Sebastian SCHULZE-MARMELING, Chercheur associé au Centre d’études de l’emploi (CEE).

Depuis le début de la crise, ce sont plus d’un demi-million d’emplois qui ont été détruits [1] . Le chômage est installé à des niveaux très élevés. Et aucune projection ne permet d’espérer une véritable embellie à court terme : les prévisions de croissance pour 2014 et 2015 ont une nouvelle fois été revues à la baisse [2]  ; le climat des affaires et le taux de marge des entreprises continuent de se dégrader [3]  ; Pôle Emploi devrait compter près de 250 000 nouveaux inscrits d’ici la fin de l’année prochaine [4]

Avec sa note intitulée « Emploi : le temps des (vraies) réformes ? » [5] , rédigée en vue de la Conférence sociale de juillet 2014, l’Institut Montaigne ne s’y est pas trompé : les réformes engagées jusqu’alors ne sont pas parvenues à déjouer les prédictions. Une telle prise de position n’est cependant pas nouvelle, cette note synthétisant et réactualisant un essai publié en octobre 2013 par Bertrand Martinot [6] .

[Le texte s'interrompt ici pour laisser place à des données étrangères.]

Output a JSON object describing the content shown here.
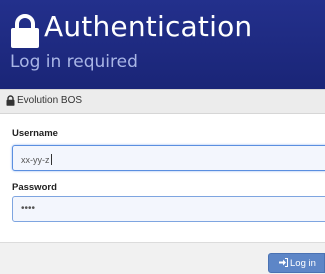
{
  "header": {
    "title": "Authentication",
    "subtitle": "Log in required"
  },
  "panel": {
    "title": "Evolution BOS"
  },
  "form": {
    "username_label": "Username",
    "username_value": "xx-yy-z",
    "password_label": "Password",
    "password_value": "••••"
  },
  "actions": {
    "login_label": "Log in"
  },
  "icons": {
    "header": "lock-icon",
    "panel": "lock-icon",
    "login": "sign-in-icon"
  },
  "colors": {
    "header_bg": "#1f2b85",
    "subtitle": "#a9b6e6",
    "button": "#5d86c7"
  }
}
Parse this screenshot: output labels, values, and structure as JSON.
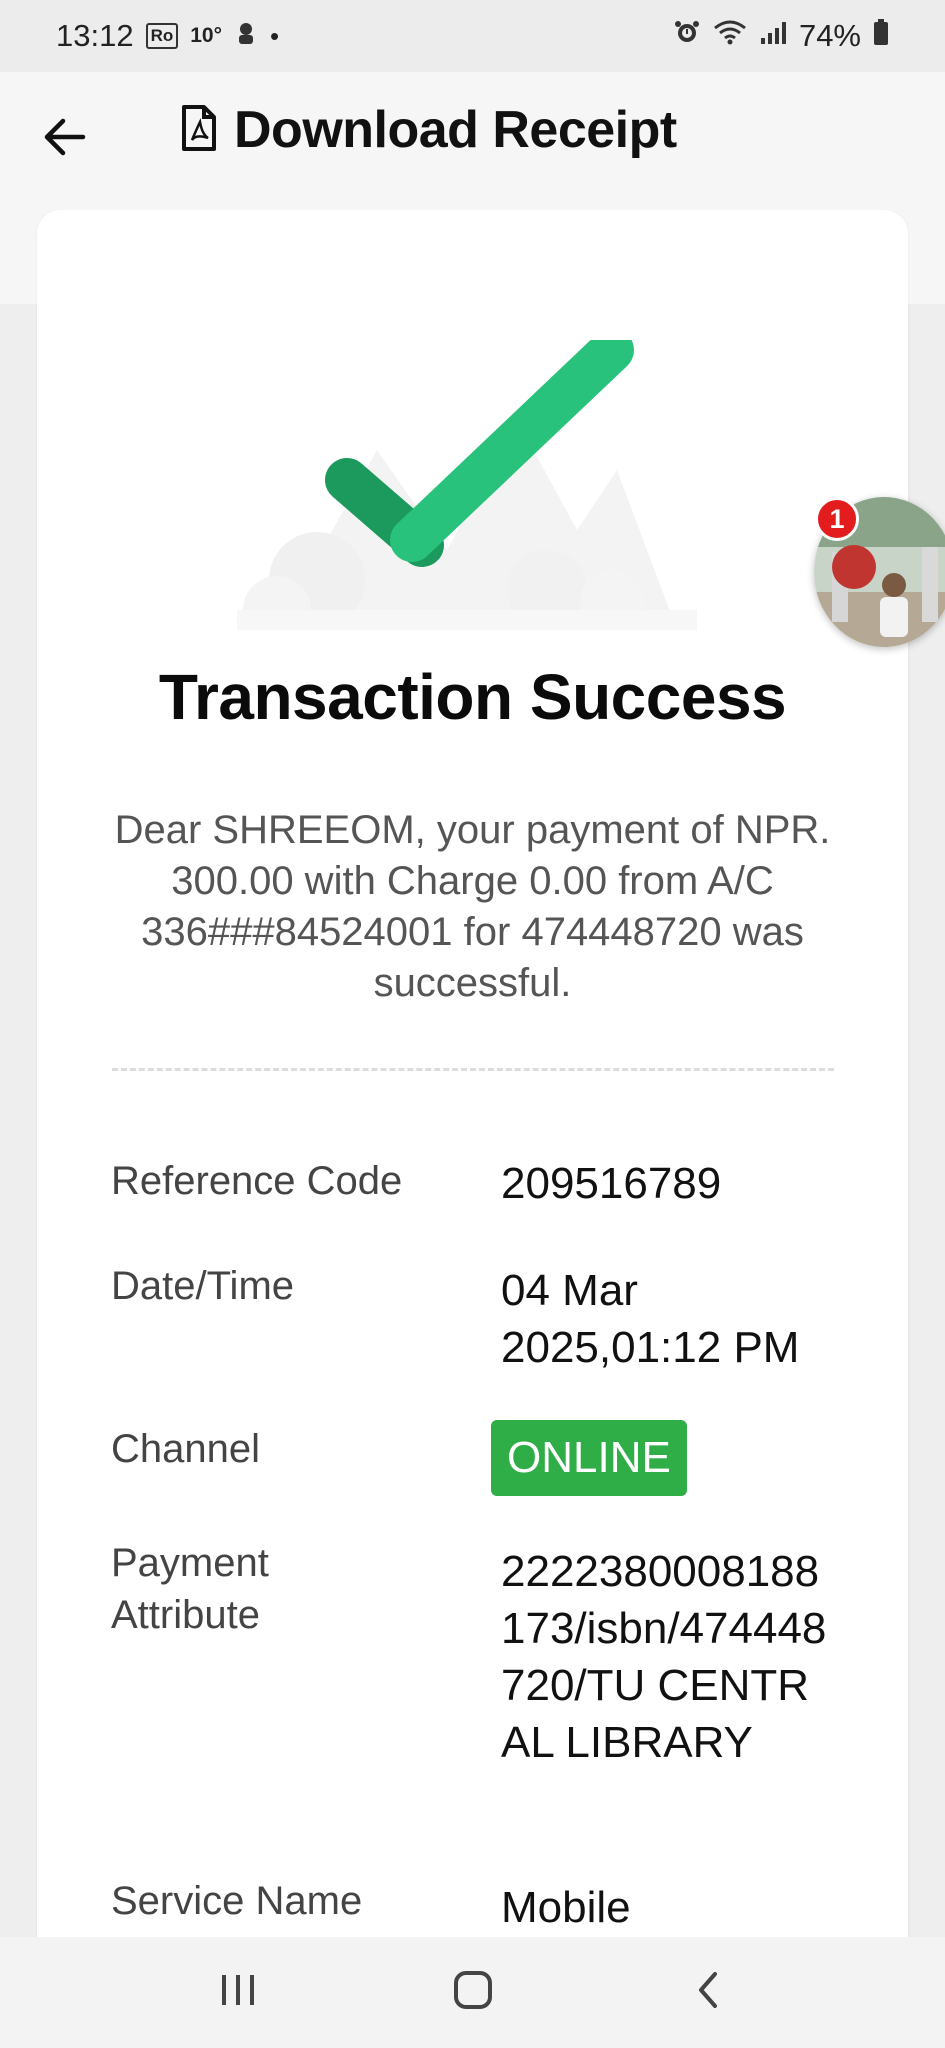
{
  "status_bar": {
    "time": "13:12",
    "ro_badge": "Ro",
    "temperature": "10°",
    "battery": "74%",
    "icons": [
      "app-notification-icon",
      "alarm-icon",
      "wifi-icon",
      "signal-icon",
      "battery-icon"
    ]
  },
  "app_bar": {
    "title": "Download Receipt",
    "back_icon": "arrow-left-icon",
    "title_icon": "pdf-file-icon"
  },
  "receipt": {
    "title": "Transaction Success",
    "message": "Dear SHREEOM, your payment of NPR. 300.00 with Charge 0.00 from A/C 336###84524001 for 474448720 was successful.",
    "rows": [
      {
        "label": "Reference Code",
        "value": "209516789"
      },
      {
        "label": "Date/Time",
        "value": "04 Mar 2025,01:12 PM"
      },
      {
        "label": "Channel",
        "value": "ONLINE"
      },
      {
        "label": "Payment Attribute",
        "value": "2222380008188173/isbn/474448720/TU CENTRAL LIBRARY"
      },
      {
        "label": "Service Name",
        "value": "Mobile"
      }
    ]
  },
  "chat_head": {
    "badge_count": "1"
  },
  "colors": {
    "success_green": "#2fae48",
    "check_dark": "#1c9a5e",
    "check_light": "#29c27c",
    "badge_red": "#e31d1d"
  }
}
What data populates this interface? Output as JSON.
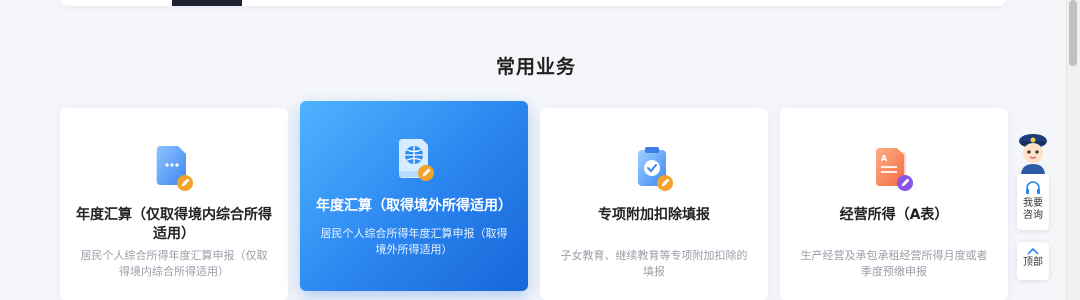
{
  "section": {
    "title": "常用业务"
  },
  "cards": [
    {
      "title": "年度汇算（仅取得境内综合所得适用）",
      "desc": "居民个人综合所得年度汇算申报（仅取得境内综合所得适用）",
      "icon": "document-chat-icon"
    },
    {
      "title": "年度汇算（取得境外所得适用）",
      "desc": "居民个人综合所得年度汇算申报（取得境外所得适用）",
      "icon": "globe-book-icon"
    },
    {
      "title": "专项附加扣除填报",
      "desc": "子女教育、继续教育等专项附加扣除的填报",
      "icon": "clipboard-check-icon"
    },
    {
      "title": "经营所得（A表）",
      "desc": "生产经营及承包承租经营所得月度或者季度预缴申报",
      "icon": "form-a-icon"
    }
  ],
  "float": {
    "consult": "我要\n咨询",
    "top": "顶部"
  },
  "colors": {
    "active_card": "#2a84ef",
    "pencil_badge": "#f4a12d",
    "form_badge": "#8a52e6"
  }
}
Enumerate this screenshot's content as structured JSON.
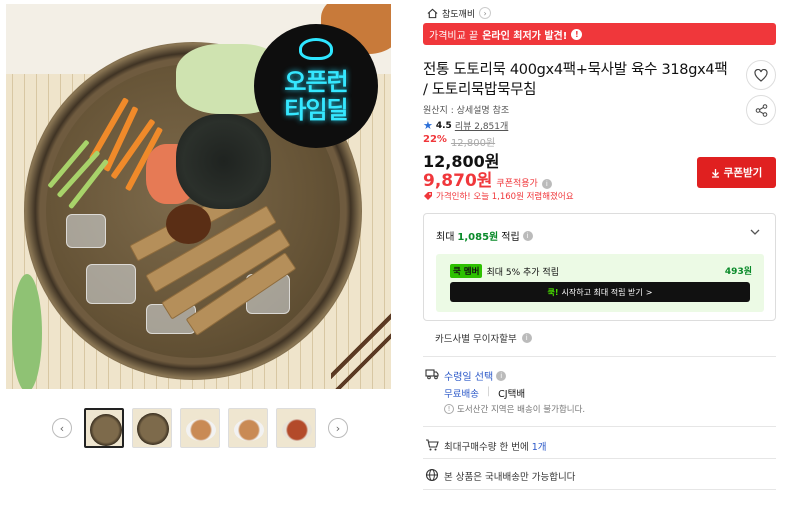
{
  "gallery": {
    "badge_line1": "오픈런",
    "badge_line2": "타임딜",
    "prev_icon": "chevron-left-icon",
    "next_icon": "chevron-right-icon",
    "thumbnail_count": 5,
    "active_thumbnail": 1
  },
  "breadcrumb": {
    "icon": "home-icon",
    "label": "참도깨비"
  },
  "promo": {
    "prefix": "가격비교 끝",
    "highlight": "온라인 최저가 발견!",
    "icon": "info-icon"
  },
  "product": {
    "title": "전통 도토리묵 400gx4팩+묵사발 육수 318gx4팩 / 도토리묵밥묵무침",
    "origin": "원산지 : 상세설명 참조",
    "rating": "4.5",
    "reviews": "리뷰 2,851개",
    "discount_pct": "22%",
    "original_price": "12,800원",
    "sale_price": "12,800원",
    "coupon_price": "9,870원",
    "coupon_price_label": "쿠폰적용가",
    "price_note": "가격인하! 오늘 1,160원 저렴해졌어요",
    "coupon_button": "쿠폰받기"
  },
  "actions": {
    "wishlist_icon": "heart-icon",
    "share_icon": "share-icon"
  },
  "reward": {
    "prefix": "최대",
    "amount": "1,085원",
    "suffix": "적립",
    "member_badge": "멤버",
    "member_badge_prefix": "쿡",
    "member_text": "최대 5% 추가 적립",
    "member_amount": "493원",
    "member_button_hl": "쿡!",
    "member_button": "시작하고 최대 적립 받기",
    "member_button_arrow": ">"
  },
  "card": {
    "label": "카드사별 무이자할부"
  },
  "delivery": {
    "title": "수령일 선택",
    "free": "무료배송",
    "separator": "|",
    "carrier": "CJ택배",
    "note": "도서산간 지역은 배송이 불가합니다."
  },
  "purchase": {
    "maxbuy_prefix": "최대구매수량 한 번에",
    "maxbuy_num": "1개",
    "domestic": "본 상품은 국내배송만 가능합니다"
  },
  "colors": {
    "accent_red": "#f0373b",
    "coupon_button": "#e02020",
    "link_blue": "#2b58c8",
    "reward_green": "#0a8a2a",
    "member_bg": "#ecfae5"
  }
}
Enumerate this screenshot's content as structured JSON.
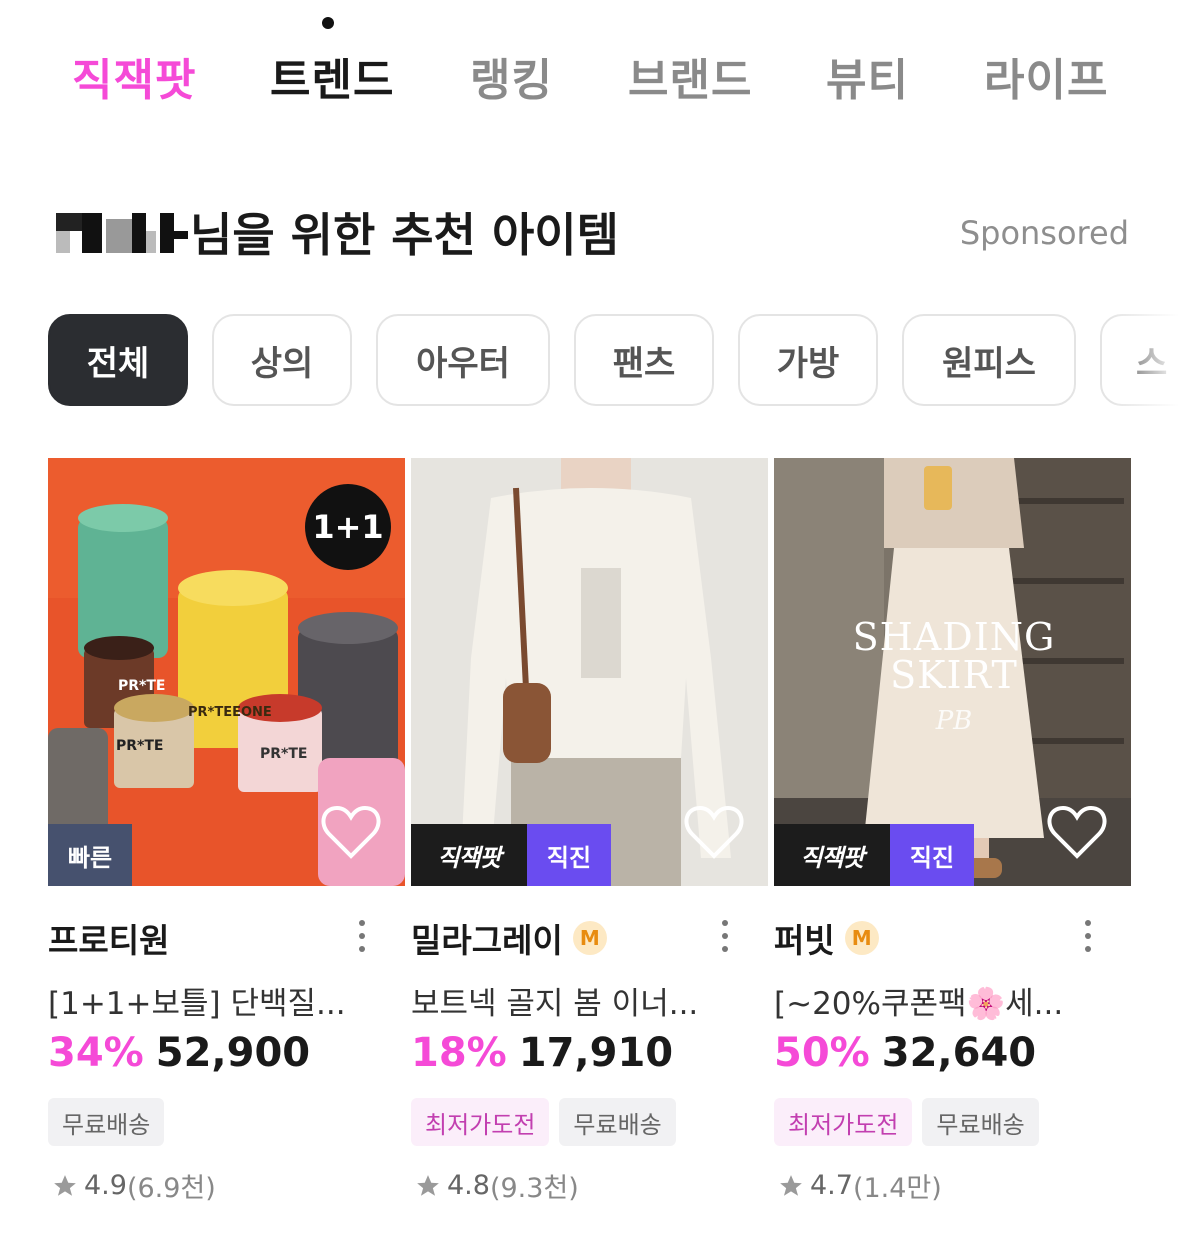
{
  "nav": {
    "tabs": [
      "직잭팟",
      "트렌드",
      "랭킹",
      "브랜드",
      "뷰티",
      "라이프"
    ]
  },
  "section": {
    "title": "님을 위한 추천 아이템",
    "sponsored": "Sponsored"
  },
  "chips": [
    "전체",
    "상의",
    "아우터",
    "팬츠",
    "가방",
    "원피스",
    "스"
  ],
  "colors": {
    "accent_pink": "#f54ad7",
    "chip_active": "#2b2d31",
    "brand_purple": "#6a4cf0"
  },
  "products": [
    {
      "badge": "1+1",
      "tag": "빠른",
      "brand": "프로티원",
      "name": "[1+1+보틀] 단백질...",
      "discount": "34%",
      "price": "52,900",
      "pills": [
        "무료배송"
      ],
      "rating": "4.9",
      "reviews": "(6.9천)"
    },
    {
      "tag_brand": "직잭팟",
      "tag_label": "직진",
      "brand": "밀라그레이",
      "member_badge": "M",
      "name": "보트넥 골지 봄 이너...",
      "discount": "18%",
      "price": "17,910",
      "pills": [
        "최저가도전",
        "무료배송"
      ],
      "rating": "4.8",
      "reviews": "(9.3천)"
    },
    {
      "overlay_title": "SHADING SKIRT",
      "overlay_logo": "PB",
      "tag_brand": "직잭팟",
      "tag_label": "직진",
      "brand": "퍼빗",
      "member_badge": "M",
      "name": "[~20%쿠폰팩🌸세...",
      "discount": "50%",
      "price": "32,640",
      "pills": [
        "최저가도전",
        "무료배송"
      ],
      "rating": "4.7",
      "reviews": "(1.4만)"
    }
  ]
}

Nous sommes bien sûr d’accord pour souligner l’urgence d’agir en faveur de l’emploi. Nous nous reconnaissons également dans plusieurs analyses et propositions formulées à cette occasion par l’Institut Montaigne ; et ce d’autant plus, qu’elles sont proches de certaines de nos productions passées :

C’est le cas en matière de financement de la protection sociale, sujet sur lequel nous préconisions dès 2011 « un transfert de cotisations sur un impôt progressif » pour neutraliser l’impact du coin sociofiscal sur la compétitivité des entreprises et renforcer le caractère redistributif des prélèvements [7] . Il nous paraît en effet nécessaire d’élargir l’assiette sur laquelle reposent les prélèvements sociaux, à défaut de quoi ces derniers continueront de peser lourdement sur le coût du travail salarié.

De même, dans une note parue en octobre 2011 [8] , nous estimions nécessaire « de considérer et de réinvestir » les différentes formules d’alternance, « sous peine de voir sacrifiées des classes d’âges entières et de continuer à perdre notre tissu industriel, faute de compétences ».

Sur l’emploi des femmes et des seniors, l’Institut Montaigne souhaite « supprimer les nombreuses complexités […] qui sont trop souvent des obligations purement formelles ». Bien qu’une telle formulation puisse paraître maladroite, en laissant à penser que les femmes et les seniors seraient en soi des publics problématiques, nous sommes d’accord pour regretter le caractère trop formel des obligations pesant sur les entreprises (obligations de négociation, obligation de conclure des accords ou de prendre des mesures dans ces matières). Les réglementations se révèlent peu efficaces et abordent le dialogue social par la contrainte, le défaut de négociation ou de plan d’actions se traduisant par une pénalisation financière des entreprises. Tout est fait pour aboutir à des engagements a minima qui ne permettent ni de faire évoluer les situations, ni de faire droit au consensus régnant sur ces sujets. Le formalisme des contraintes imposées aux entreprises pourrait être avantageusement remplacé par une meilleure structuration de la négociation, et davantage de moyens donnés à celle-ci.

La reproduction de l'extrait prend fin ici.